A budget needs to be set for Northern Ireland within the next two weeks, the leader of the DUP in Westminster has said.
Nigel Dodds said he was confident such action would be taken as he rejected a suggestion the Democratic Unionist Party (DUP), which promised to back Theresa May's minority Government and received a pledge of £1 billion for Northern Ireland, was holding the Government to ransom.
Northern Ireland Secretary Karen Bradley said, in the wake of the failure of talks earlier this month to restore devolution at Stormont, that she would clarify budget arrangements soon.
Speaking on ITV's Peston On Sunday, the deputy DUP leader said: "There needs to be a budget within the next fortnight, and there needs to be decisions taken in order to spend that money, not least the rollout of the money that was secured by the Democratic Unionist Party for all of Northern Ireland."
Without a decision, civil servants were being left in "very, very difficult positions", Mr Dodds said.
Asked who could take those decisions, he said: "The budget can be set here at Westminster and clearly Parliament can authorise ministers to take whatever decisions are necessary for the good governance of the province."

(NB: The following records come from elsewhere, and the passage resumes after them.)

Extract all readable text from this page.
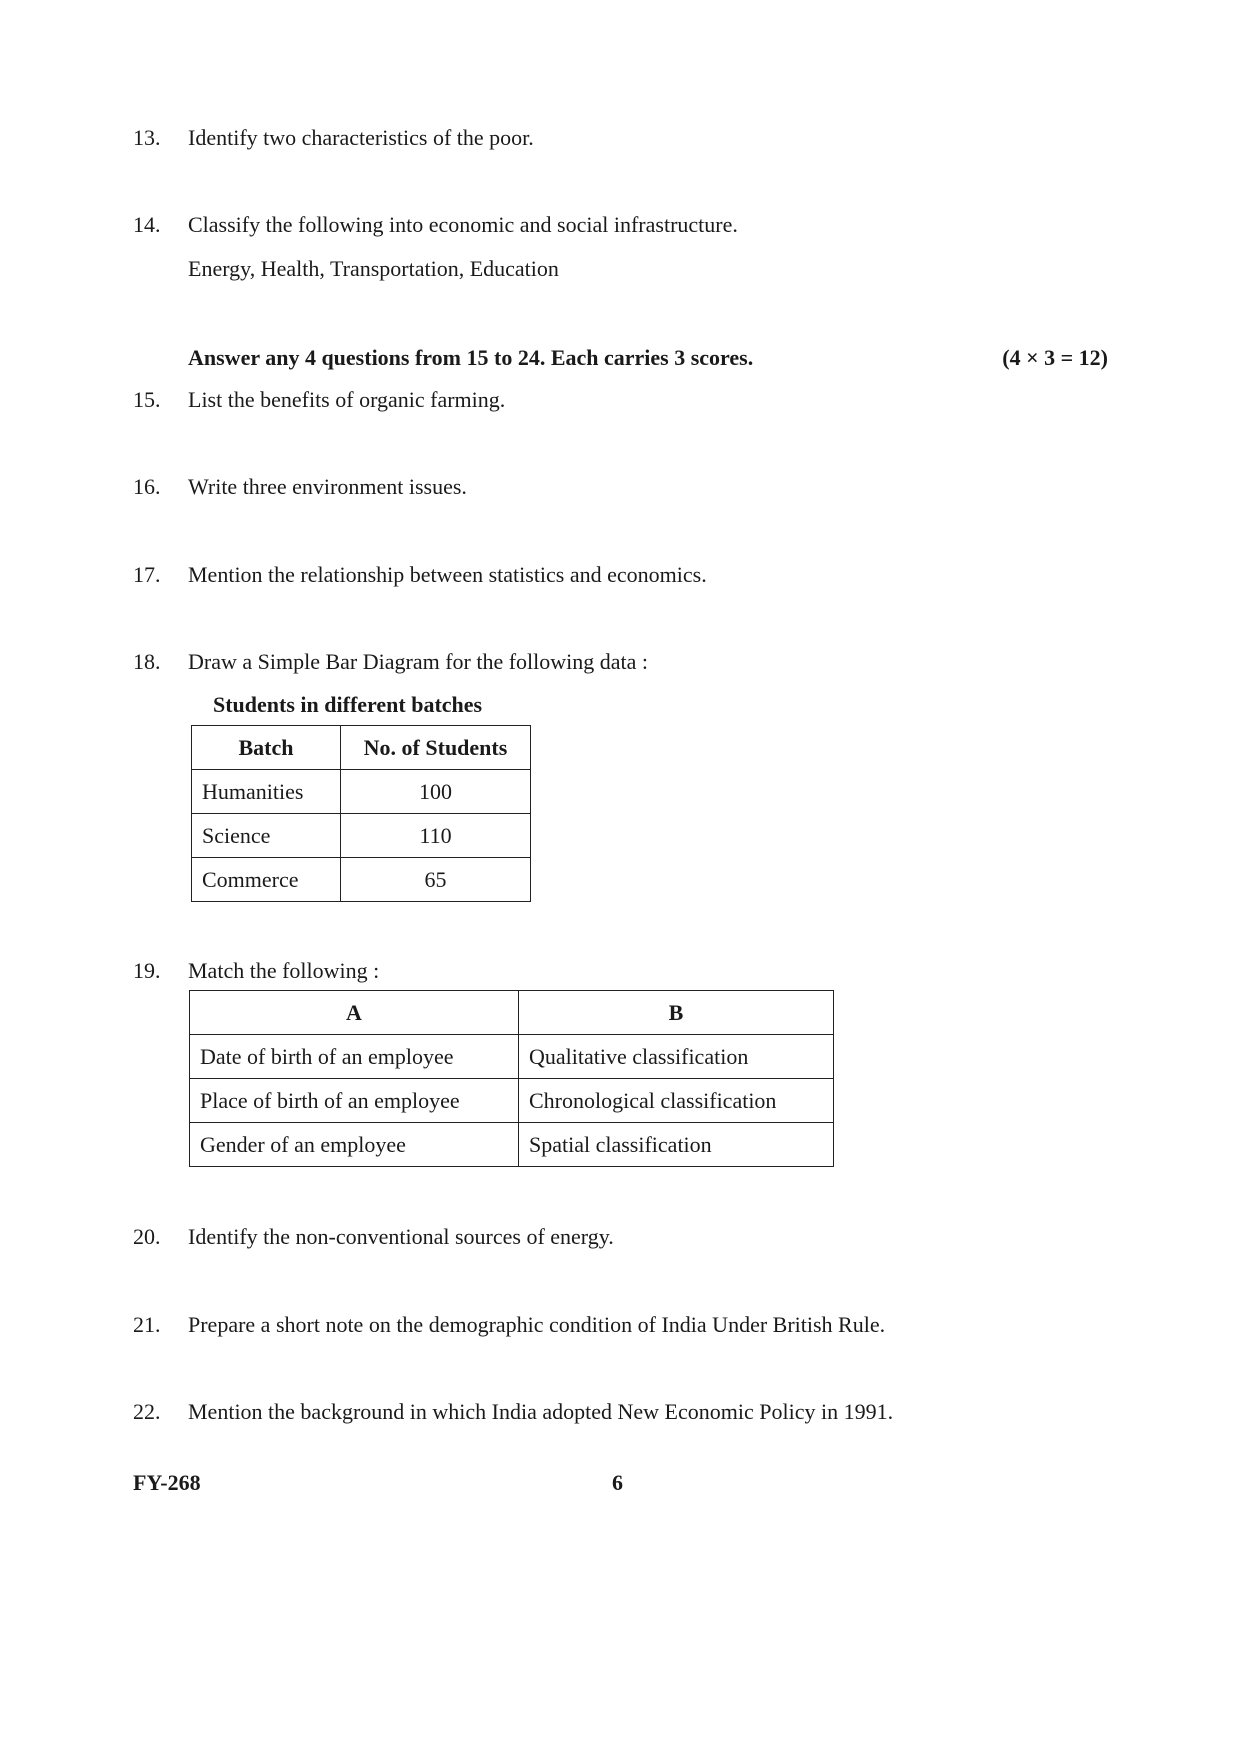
13. Identify two characteristics of the poor.
14. Classify the following into economic and social infrastructure.
Energy, Health, Transportation, Education
Answer any 4 questions from 15 to 24. Each carries 3 scores.	(4 × 3 = 12)
15. List the benefits of organic farming.
16. Write three environment issues.
17. Mention the relationship between statistics and economics.
18. Draw a Simple Bar Diagram for the following data :
Students in different batches
Batch	No. of Students
Humanities	100
Science	110
Commerce	65
19. Match the following :
A	B
Date of birth of an employee	Qualitative classification
Place of birth of an employee	Chronological classification
Gender of an employee	Spatial classification
20. Identify the non-conventional sources of energy.
21. Prepare a short note on the demographic condition of India Under British Rule.
22. Mention the background in which India adopted New Economic Policy in 1991.
FY-268	6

He added: "That's clearly what should happen and I confidently expect that it will happen."
The current situation is "intolerable", Mr Dodds continued, adding that that "everyone in Norther Ireland is affected by a lack of government... it's in the interests of everyone to have decisions taken in the interests of good governance in the province".
Responding to ITV News Political Editor Robert Peston's suggestion that the DUP was holding the minority Government to ransom on the issue, he said his party was taking a "common sense" approach by calling for ministers to make decisions and set a budget.
He added: "Sinn Fein, who complain about too much influence, well, they should take their seats in Westminster and I think they might find that they would have more influence than they currently have."
Sinn Fein has warned that direct rule was not an option for Northern Ireland.
In talks earlier in February, the Prime Minister said that the UK Government remains fully committed to the restoration of powersharing, devolution and the Belfast Agreement.
When asked about the border between Northern Ireland and the Republic post-Brexit, Mr Dodds replied that an open border does "not require a customs union", and that there were other options, but people were unwilling to look at them since the border is being used as a political bargaining chip.